The company makes marine navigation equipment.
It analysed the market and decided it needs to be locked into a large marine manufacturing company.
The days when marine nav equipment was an after-market add-on are going to decline, like electronics in cars.
Last year, 70 per cent of Navman was sold out to one of the world’s largest marine companies, Brunswick Corporation.
Critics were quick to say, ‘there goes another great company, lost to New Zealand.’
But Navman has always been a global company.
It was global on its first day, with a customer in the US for its product manufactured in Singapore.
Today it remains a global company with units in China, Australia, Christchurch and Auckland.

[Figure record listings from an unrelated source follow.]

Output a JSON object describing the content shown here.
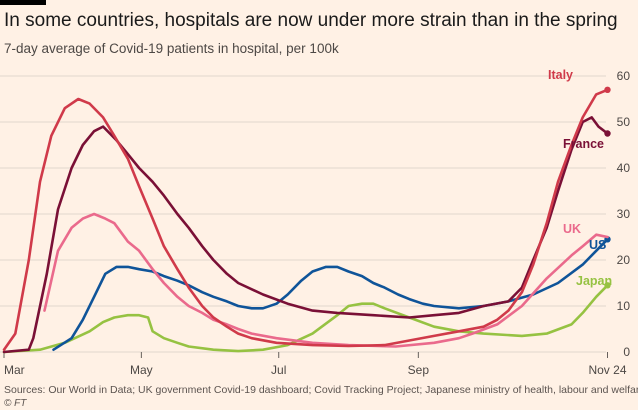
{
  "header": {
    "title": "In some countries, hospitals are now under more strain than in the spring",
    "subtitle": "7-day average of Covid-19 patients in hospital, per 100k"
  },
  "footer": {
    "source": "Sources: Our World in Data; UK government Covid-19 dashboard; Covid Tracking Project; Japanese ministry of health, labour and welfare",
    "copyright": "© FT"
  },
  "colors": {
    "background": "#fff1e5",
    "grid": "#e1d7cd",
    "Italy": "#d03a4a",
    "France": "#7a1036",
    "UK": "#ea6a8c",
    "US": "#0f5499",
    "Japan": "#96c242"
  },
  "chart_data": {
    "type": "line",
    "title": "In some countries, hospitals are now under more strain than in the spring",
    "subtitle": "7-day average of Covid-19 patients in hospital, per 100k",
    "x_axis": {
      "type": "date",
      "range": [
        "2020-03-01",
        "2020-11-26"
      ],
      "ticks": [
        {
          "date": "2020-03-01",
          "label": "Mar"
        },
        {
          "date": "2020-05-01",
          "label": "May"
        },
        {
          "date": "2020-07-01",
          "label": "Jul"
        },
        {
          "date": "2020-09-01",
          "label": "Sep"
        },
        {
          "date": "2020-11-24",
          "label": "Nov 24"
        }
      ]
    },
    "y_axis": {
      "ylim": [
        0,
        60
      ],
      "ticks": [
        0,
        10,
        20,
        30,
        40,
        50,
        60
      ],
      "position": "right"
    },
    "grid": true,
    "legend": "inline labels at line ends",
    "series": [
      {
        "name": "Italy",
        "end_marker": true,
        "points": [
          [
            "2020-03-01",
            0.5
          ],
          [
            "2020-03-06",
            4
          ],
          [
            "2020-03-12",
            20
          ],
          [
            "2020-03-17",
            37
          ],
          [
            "2020-03-22",
            47
          ],
          [
            "2020-03-28",
            53
          ],
          [
            "2020-04-03",
            55
          ],
          [
            "2020-04-08",
            54
          ],
          [
            "2020-04-14",
            51
          ],
          [
            "2020-04-19",
            47
          ],
          [
            "2020-04-25",
            42
          ],
          [
            "2020-04-30",
            36
          ],
          [
            "2020-05-06",
            29
          ],
          [
            "2020-05-11",
            23
          ],
          [
            "2020-05-17",
            18
          ],
          [
            "2020-05-22",
            14
          ],
          [
            "2020-05-28",
            10
          ],
          [
            "2020-06-02",
            7.5
          ],
          [
            "2020-06-08",
            5.5
          ],
          [
            "2020-06-13",
            4
          ],
          [
            "2020-06-19",
            3
          ],
          [
            "2020-06-30",
            2
          ],
          [
            "2020-07-16",
            1.5
          ],
          [
            "2020-08-01",
            1.3
          ],
          [
            "2020-08-17",
            1.5
          ],
          [
            "2020-08-28",
            2.5
          ],
          [
            "2020-09-08",
            3.5
          ],
          [
            "2020-09-19",
            4.5
          ],
          [
            "2020-09-30",
            5.5
          ],
          [
            "2020-10-06",
            7
          ],
          [
            "2020-10-11",
            9
          ],
          [
            "2020-10-17",
            13
          ],
          [
            "2020-10-22",
            19
          ],
          [
            "2020-10-28",
            28
          ],
          [
            "2020-11-02",
            37
          ],
          [
            "2020-11-08",
            45
          ],
          [
            "2020-11-13",
            51
          ],
          [
            "2020-11-19",
            56
          ],
          [
            "2020-11-24",
            57
          ]
        ]
      },
      {
        "name": "France",
        "end_marker": true,
        "points": [
          [
            "2020-03-01",
            0
          ],
          [
            "2020-03-12",
            0.5
          ],
          [
            "2020-03-14",
            3
          ],
          [
            "2020-03-20",
            17
          ],
          [
            "2020-03-25",
            31
          ],
          [
            "2020-03-31",
            40
          ],
          [
            "2020-04-05",
            45
          ],
          [
            "2020-04-10",
            48
          ],
          [
            "2020-04-14",
            49
          ],
          [
            "2020-04-20",
            46
          ],
          [
            "2020-04-25",
            43
          ],
          [
            "2020-04-30",
            40
          ],
          [
            "2020-05-06",
            37
          ],
          [
            "2020-05-11",
            34
          ],
          [
            "2020-05-17",
            30
          ],
          [
            "2020-05-22",
            27
          ],
          [
            "2020-05-28",
            23
          ],
          [
            "2020-06-02",
            20
          ],
          [
            "2020-06-08",
            17
          ],
          [
            "2020-06-13",
            15
          ],
          [
            "2020-06-24",
            12.5
          ],
          [
            "2020-07-05",
            10.5
          ],
          [
            "2020-07-16",
            9
          ],
          [
            "2020-07-27",
            8.5
          ],
          [
            "2020-08-12",
            8
          ],
          [
            "2020-08-28",
            7.5
          ],
          [
            "2020-09-08",
            8
          ],
          [
            "2020-09-19",
            8.5
          ],
          [
            "2020-09-30",
            10
          ],
          [
            "2020-10-11",
            11
          ],
          [
            "2020-10-17",
            14
          ],
          [
            "2020-10-22",
            20
          ],
          [
            "2020-10-28",
            27
          ],
          [
            "2020-11-02",
            35
          ],
          [
            "2020-11-08",
            44
          ],
          [
            "2020-11-13",
            50
          ],
          [
            "2020-11-17",
            51
          ],
          [
            "2020-11-20",
            49
          ],
          [
            "2020-11-24",
            47.5
          ]
        ]
      },
      {
        "name": "UK",
        "end_marker": false,
        "points": [
          [
            "2020-03-19",
            9
          ],
          [
            "2020-03-25",
            22
          ],
          [
            "2020-03-31",
            27
          ],
          [
            "2020-04-05",
            29
          ],
          [
            "2020-04-10",
            30
          ],
          [
            "2020-04-15",
            29
          ],
          [
            "2020-04-19",
            28
          ],
          [
            "2020-04-25",
            24
          ],
          [
            "2020-04-30",
            22
          ],
          [
            "2020-05-06",
            18
          ],
          [
            "2020-05-11",
            15
          ],
          [
            "2020-05-17",
            12
          ],
          [
            "2020-05-22",
            10
          ],
          [
            "2020-05-28",
            8.5
          ],
          [
            "2020-06-02",
            7
          ],
          [
            "2020-06-08",
            6
          ],
          [
            "2020-06-13",
            5
          ],
          [
            "2020-06-19",
            4
          ],
          [
            "2020-06-30",
            3
          ],
          [
            "2020-07-16",
            2
          ],
          [
            "2020-08-01",
            1.5
          ],
          [
            "2020-08-22",
            1.2
          ],
          [
            "2020-09-08",
            2
          ],
          [
            "2020-09-19",
            3
          ],
          [
            "2020-09-25",
            4
          ],
          [
            "2020-10-06",
            6
          ],
          [
            "2020-10-17",
            10
          ],
          [
            "2020-10-28",
            16
          ],
          [
            "2020-11-08",
            21
          ],
          [
            "2020-11-13",
            23
          ],
          [
            "2020-11-19",
            25.5
          ],
          [
            "2020-11-24",
            25
          ]
        ]
      },
      {
        "name": "US",
        "end_marker": true,
        "points": [
          [
            "2020-03-23",
            0.5
          ],
          [
            "2020-03-31",
            3
          ],
          [
            "2020-04-05",
            7
          ],
          [
            "2020-04-10",
            12
          ],
          [
            "2020-04-15",
            17
          ],
          [
            "2020-04-20",
            18.5
          ],
          [
            "2020-04-25",
            18.5
          ],
          [
            "2020-04-30",
            18
          ],
          [
            "2020-05-06",
            17.5
          ],
          [
            "2020-05-11",
            16.5
          ],
          [
            "2020-05-17",
            15.5
          ],
          [
            "2020-05-22",
            14.5
          ],
          [
            "2020-05-28",
            13
          ],
          [
            "2020-06-02",
            12
          ],
          [
            "2020-06-08",
            11
          ],
          [
            "2020-06-13",
            10
          ],
          [
            "2020-06-19",
            9.5
          ],
          [
            "2020-06-24",
            9.5
          ],
          [
            "2020-06-30",
            10.5
          ],
          [
            "2020-07-05",
            12.5
          ],
          [
            "2020-07-11",
            15.5
          ],
          [
            "2020-07-16",
            17.5
          ],
          [
            "2020-07-22",
            18.5
          ],
          [
            "2020-07-27",
            18.5
          ],
          [
            "2020-08-01",
            17.5
          ],
          [
            "2020-08-07",
            16.5
          ],
          [
            "2020-08-12",
            15
          ],
          [
            "2020-08-17",
            14
          ],
          [
            "2020-08-23",
            12.5
          ],
          [
            "2020-08-28",
            11.5
          ],
          [
            "2020-09-03",
            10.5
          ],
          [
            "2020-09-08",
            10
          ],
          [
            "2020-09-19",
            9.5
          ],
          [
            "2020-09-30",
            10
          ],
          [
            "2020-10-11",
            11
          ],
          [
            "2020-10-22",
            12.5
          ],
          [
            "2020-11-02",
            15
          ],
          [
            "2020-11-13",
            19
          ],
          [
            "2020-11-19",
            22
          ],
          [
            "2020-11-24",
            24.5
          ]
        ]
      },
      {
        "name": "Japan",
        "end_marker": true,
        "points": [
          [
            "2020-03-01",
            0
          ],
          [
            "2020-03-17",
            0.5
          ],
          [
            "2020-03-28",
            2
          ],
          [
            "2020-04-08",
            4.5
          ],
          [
            "2020-04-14",
            6.5
          ],
          [
            "2020-04-19",
            7.5
          ],
          [
            "2020-04-25",
            8
          ],
          [
            "2020-04-30",
            8
          ],
          [
            "2020-05-04",
            7.5
          ],
          [
            "2020-05-06",
            4.5
          ],
          [
            "2020-05-11",
            3
          ],
          [
            "2020-05-17",
            2
          ],
          [
            "2020-05-22",
            1.2
          ],
          [
            "2020-06-02",
            0.5
          ],
          [
            "2020-06-13",
            0.2
          ],
          [
            "2020-06-24",
            0.5
          ],
          [
            "2020-07-05",
            1.5
          ],
          [
            "2020-07-16",
            4
          ],
          [
            "2020-07-27",
            8
          ],
          [
            "2020-08-01",
            10
          ],
          [
            "2020-08-07",
            10.5
          ],
          [
            "2020-08-12",
            10.5
          ],
          [
            "2020-08-17",
            9.5
          ],
          [
            "2020-08-28",
            7.5
          ],
          [
            "2020-09-08",
            5.5
          ],
          [
            "2020-09-19",
            4.5
          ],
          [
            "2020-09-30",
            4
          ],
          [
            "2020-10-17",
            3.5
          ],
          [
            "2020-10-28",
            4
          ],
          [
            "2020-11-08",
            6
          ],
          [
            "2020-11-13",
            8.5
          ],
          [
            "2020-11-19",
            12
          ],
          [
            "2020-11-24",
            14.5
          ]
        ]
      }
    ]
  }
}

The activities it carries out in New Zealand – where it has eighty percent of its operations – are not based here out of sentimentality.
They are here because this is the right place for them.
As it grows, it is going to keep carrying out its activities in the best place.
That is why it grows.
The challenge for New Zealand is not to stop Navman from growing, or to stop it changing ownership, but to be the right place for the company to base its activities.
We need companies like Navman to grow.
It is crucially important for New Zealand that we have the ambition to create a hundred and then a thousand significant, exporting technology companies.
If Navman realises its dream of becoming a seriously big global business in a high-value sector, it offers the potential for many more high value jobs.
From 350 now to maybe 3000, or even 30,000 like Nokia.
Perhaps, but it’s not guaranteed.
We also have to accept the quid pro quo: we can’t expect them to do everything from here.
The bigger it grows, the more Navman will do overseas, and with overseas partners or owners.
But also, the bigger it grows, the more activity there is potentially to base here.
Our aim has to be not just to grow the Navman’s of our economy – but also to be the source of Navman’s competitive edge.
Our creativity, innovation and successful commercialisation will unlock our future prosperity.
If we can’t unleash our creative power, we can’t match the living standards of other countries.
If we aim to be simply the lowest cost producer, we will end up at the lowest end of the value chain.
Higher living standards result only from unlocking better ideas –
Not from race debates.
Not from being ‘cheap’.
Only from the skills and creativity unique to New Zealand.
We need to have the confidence in our selves to believe New Zealanders can succeed anywhere.
We will succeed by being competitive at everything we do, and developing an edge on the basis of the distinctively New Zealand things that can only be done here.
That is why innovation and creativity are so important to us.